Mit Eintritt in die Wechseljahre kommt es durch die sinkenden Östrogenspiegel zu einer Reihe von Veränderungen im Stoffwechsel. Eine Verschiebung des Körpergewichts und der Körperzusammensetzung hin zu vermehrtem Bauchfett, charakterisiert durch einen Taillenumfang ab 80 cm, geht mit einem Anstieg des Blutdrucks, Veränderungen im Lipidprofil und einer Insulinresistenz einher, häufig in Form eines metabolischen Syndroms. Mit zunehmendem Alter, steigendem Gewicht und der Entwicklung einer zentralen Adipositas erhöht sich in der Folge das Risiko für Diabetes Typ 2, Krankheiten des Herz-Kreislauf-Systems und für zahlreiche bösartige Neubildungen, darunter Brustkrebs, Darmkrebs und Eierstockkrebs. Was wenig bekannt ist: Hormonelle Veränderungen mit Eintritt in die Wechseljahre beeinflussen auch die Mundgesundheit. Darüber hinaus erleben viele Frauen Veränderungen ihrer kognitiven Leistungsfähigkeit, wenn sie die Wechseljahre durchlaufen und mit zunehmendem Alter steigt auch das Risiko für Demenzerkrankungen.

Motivation zu Lebensstiländerungen – die Menopause als window of opportunity

Eine gesundheitsförderliche Ernährung, körperliche Aktivität, Rauchverzicht und Stressreduktion können das individuelle Risiko erheblich modifizieren.
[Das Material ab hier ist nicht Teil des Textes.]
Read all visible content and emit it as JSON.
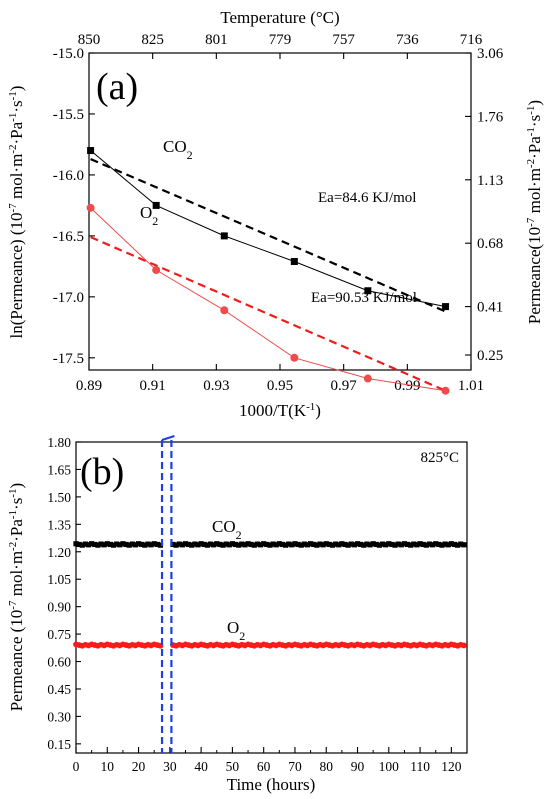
{
  "chart_data": [
    {
      "type": "line",
      "panel_label": "(a)",
      "xlabel": "1000/T(K",
      "xlabel_sup": "-1",
      "xlabel_end": ")",
      "xlim": [
        0.89,
        1.01
      ],
      "xticks": [
        "0.89",
        "0.91",
        "0.93",
        "0.95",
        "0.97",
        "0.99",
        "1.01"
      ],
      "ylabel": "ln(Permeance) (10",
      "ylabel_sup1": "-7",
      "ylabel_mid1": " mol·m",
      "ylabel_sup2": "-2",
      "ylabel_mid2": "·Pa",
      "ylabel_sup3": "-1",
      "ylabel_mid3": "·s",
      "ylabel_sup4": "-1",
      "ylabel_end": ")",
      "ylim": [
        -17.6,
        -15.0
      ],
      "yticks": [
        "-15.0",
        "-15.5",
        "-16.0",
        "-16.5",
        "-17.0",
        "-17.5"
      ],
      "top_axis": {
        "label": "Temperature (°C)",
        "ticks": [
          "850",
          "825",
          "801",
          "779",
          "757",
          "736",
          "716"
        ]
      },
      "right_axis": {
        "label": "Permeance(10",
        "label_sup1": "-7",
        "label_mid1": " mol·m",
        "label_sup2": "-2",
        "label_mid2": "·Pa",
        "label_sup3": "-1",
        "label_mid3": "·s",
        "label_sup4": "-1",
        "label_end": ")",
        "ticks": [
          "3.06",
          "1.76",
          "1.13",
          "0.68",
          "0.41",
          "0.25"
        ]
      },
      "series": [
        {
          "name": "CO2",
          "label_main": "CO",
          "label_sub": "2",
          "color": "#000000",
          "marker": "square",
          "x": [
            0.8905,
            0.9111,
            0.9325,
            0.9545,
            0.9776,
            1.002
          ],
          "y": [
            -15.8,
            -16.25,
            -16.5,
            -16.71,
            -16.95,
            -17.08
          ],
          "fit": {
            "x": [
              0.8905,
              1.002
            ],
            "y": [
              -15.87,
              -17.12
            ],
            "color": "#000000"
          },
          "annotation": "Ea=84.6 KJ/mol"
        },
        {
          "name": "O2",
          "label_main": "O",
          "label_sub": "2",
          "color": "#ee4b4b",
          "marker": "circle",
          "x": [
            0.8905,
            0.9111,
            0.9325,
            0.9545,
            0.9776,
            1.002
          ],
          "y": [
            -16.27,
            -16.78,
            -17.11,
            -17.5,
            -17.67,
            -17.77
          ],
          "fit": {
            "x": [
              0.8905,
              1.002
            ],
            "y": [
              -16.51,
              -17.77
            ],
            "color": "#ee1c1c"
          },
          "annotation": "Ea=90.53 KJ/mol"
        }
      ]
    },
    {
      "type": "scatter",
      "panel_label": "(b)",
      "temperature_label": "825°C",
      "xlabel": "Time (hours)",
      "xlim": [
        0,
        125
      ],
      "xticks": [
        "0",
        "10",
        "20",
        "30",
        "40",
        "50",
        "60",
        "70",
        "80",
        "90",
        "100",
        "110",
        "120"
      ],
      "ylabel": "Permeance (10",
      "ylabel_sup1": "-7",
      "ylabel_mid1": " mol·m",
      "ylabel_sup2": "-2",
      "ylabel_mid2": "·Pa",
      "ylabel_sup3": "-1",
      "ylabel_mid3": "·s",
      "ylabel_sup4": "-1",
      "ylabel_end": ")",
      "ylim": [
        0.1,
        1.8
      ],
      "yticks": [
        "1.80",
        "1.65",
        "1.50",
        "1.35",
        "1.20",
        "1.05",
        "0.90",
        "0.75",
        "0.60",
        "0.45",
        "0.30",
        "0.15"
      ],
      "gap_hours": [
        27.5,
        30.5
      ],
      "series": [
        {
          "name": "CO2",
          "label_main": "CO",
          "label_sub": "2",
          "color": "#000000",
          "marker": "square",
          "value": 1.24,
          "x_range": [
            0,
            124
          ]
        },
        {
          "name": "O2",
          "label_main": "O",
          "label_sub": "2",
          "color": "#ff1a1a",
          "marker": "circle",
          "value": 0.69,
          "x_range": [
            0,
            124
          ]
        }
      ]
    }
  ]
}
Die Effekte gehen dabei weit über die Beeinflussung klassischer Risikofaktoren wie gewichtsassoziierte Parameter, Blutdruck, Blutzucker und Lipidprofil hinaus. Nachgewiesen wurden bereits Einflüsse auf Entzündungsmarker, das orale Mikrobiom, das Darmmikrobiom aber auch Interaktionen mit Genen und die Länge der Telomere als ein Marker für gesundes Altern. Bisherige Scores zur Erfassung beispielhaft des Herzinfarkt-Risikos bilden den hohen Stellenwert eines gesunden Lebensstils leider nicht ab. Das führt in der Praxis dazu, dass in der Kommunikation mit Patientinnen der Eindruck entsteht, dass alleine die medikamentöse Einstellung des Blutdrucks, des Blutzuckers oder des Lipidprofils das individuelle Risiko wirkungsvoll beeinflusst.

Risikopatientinnen identifizieren – Stellenwert des Schwangerschafts-Outcomes

​Schwangerschaftsbedingte Komplikationen wie eine Präeklampsie oder ein Gestationsdiabetes weisen auf ein hohes Langzeitrisiko der Frau für kardiovaskuläre Erkrankungen hin. Eine entsprechende Nachsorge ist daher unabdingbar. Dementsprechend wichtig ist es,  Patientinnen bereits vor Eintritt in die Wechseljahre im Beratungsgespräch zu Lebensstiländerungen zu motivieren und die Möglichkeiten und Chancen der persönlichen Einflussnahme auf Risikofaktoren klar hervorzuheben. Das gilt umso mehr, als aktuelle Untersuchungen darauf hinweisen, dass Patientinnen, unabhängig von der Höhe des genetischen Risikos für Herz-Kreislauf-Erkrankungen oder auch Darmkrebs, von einem gesunden Lebensstil profitieren.

Sinkender Energiebedarf und Bewegungsmangel – Gewichtsanstieg vorprogrammiert

Mit zunehmendem Lebensalter kommt es zum Abbau der Muskelmasse und einer vermehrten Speicherung von Fettgewebe im Bauchbereich, der zentralen Adipositas. Das gilt insbesondere angesichts des Rückganges der körperlichen Aktivität und in Verbindung mit den sinkenden Östrogenspiegeln, die nicht nur die Körperfettverteilung beeinflussen, sondern auch Energiehaushalt und Appetit. Um die geringe Alltagsbewegung zu kompensieren, müssten bei einer sitzenden Tätigkeit von mindestens 8 Stunden am Tag mehr als 60 min täglich intensiv trainiert werden. Eine Zunahme der Schrittzahl um 2.000 Schritte pro Tag ist dagegen bereits mit  einer Reduktion der Gesamtmortalität um 8% assoziiert. Auch  Stress kann über verschiedene Mechanismen die Entstehung einer viszeralen Adipositas fördern. Selbst, wenn kein Übergewicht vorliegt, kann sich eine zentrale Adipositas entwickeln, die sogenannte normal weight-obesity. Frauen mit Normalgewicht und zentraler Adipositas haben ein besonders hohes Risiko für Herz-Kreislauf-Erkrankungen, werden im Beratungsgespräch allerdings oft nicht als Risikopatientinnen wahrgenommen.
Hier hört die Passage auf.